La réponse de ta cadette te convenait parfaitement et tu la remercias d’un petit signe de tête pour sa compréhension, tout en acceptant le plan. Tu pouvais user de ta force, mais tu ne voulais pas utiliser la magie dans cet endroit. Tu avais cruellement besoin d’entraînement pour éviter les catastrophes et, même si tu réussissais quelques sorts basiques, tu ne mesurais pas correctement ni la force d’impact, ni la dureté de tes projectiles – la preuve, tu avais assommé quelqu’un lors d’une autre prise d’otages, en janvier dernier…

Tu ne pus t’empêcher de glousser quand la jeune femme t’invita à passer devant – ça ne te dérangeait pas, au contraire : ta constitution physique était un bon moyen de vous protéger et, avec leurs armes, tu ne risquais pas grande chose. Sans hésitation, tu quittas la pièce, restant aux aguets. Tu écoutas, une fois de plus, ce que ta cadette te proposait avant de regarder ce qu’elle te montrait – ce ne serait pas la première fois que tu attachais quelque chose avec du cellophane. Il t’était arrivé de faire des liens avec pour fixer des objets à transporter ou pour fermer quelque chose. De ce fait, tu haussas un peu les épaules, lui faisant silencieusement comprendre que ça pouvait parfaitement faire l’affaire.

Ainsi, tu guidas la jeune femme vers la première salle où se trouvait un seul homme. Il surveillait une vieille patiente dans le coma, accompagnée de sa fille et ses petits-fils – qui s’étaient trouvé au mauvais moment et au mauvais endroit. Ces derniers étaient acculés dans un coin de la chambre, assis part terre et les gamins sanglotaient parce que l’homme à la cagoule les avait mis en joue pour les faire taire : il ne supportait pas, textuellement, d’entendre les mioches chouiner. Sans préavis, tu ouvris la porte et passas devant, n’ayant qu’à bousculer le concerné en le cognant avec la main ouverte au niveau du torse – tu lui coupas brièvement la respiration, le faisant tousser et geindre, quand il se retrouva sur les fesses, au pied du mur.

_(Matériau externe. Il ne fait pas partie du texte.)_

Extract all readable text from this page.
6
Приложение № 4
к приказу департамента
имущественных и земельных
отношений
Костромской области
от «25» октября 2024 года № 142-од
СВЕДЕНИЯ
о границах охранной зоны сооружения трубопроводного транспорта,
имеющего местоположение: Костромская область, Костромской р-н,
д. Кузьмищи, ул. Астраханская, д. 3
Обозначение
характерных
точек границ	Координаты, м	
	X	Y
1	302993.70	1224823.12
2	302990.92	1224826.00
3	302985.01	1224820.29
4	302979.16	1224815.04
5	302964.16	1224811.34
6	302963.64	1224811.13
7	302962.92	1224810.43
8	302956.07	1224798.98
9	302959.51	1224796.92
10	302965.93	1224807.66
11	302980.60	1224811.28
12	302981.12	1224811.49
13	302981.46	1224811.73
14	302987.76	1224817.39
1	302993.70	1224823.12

Vous n’aviez plus qu’à l’assommer et le ligoter avant de passer à la prochaine chambre, qui était un peu plus loin et de l’autre côté du couloir – et ainsi de suite. Il n’y avait que quelques hommes au rez-de-chaussée, dont un ou deux surveillant les sorties de secours. Les autres étaient à l’étage et le chef n’avait pas bougé du hall.

Ça te dérange de les attacher, toi ? Je crains de tout arracher… j’ai encore du mal à mesurer ma force juste après m’en être servie. soufflas-tu, à l’attention de ta coéquipière provisoire - triturant tes doigts, un peu gênée d'avouer ceci.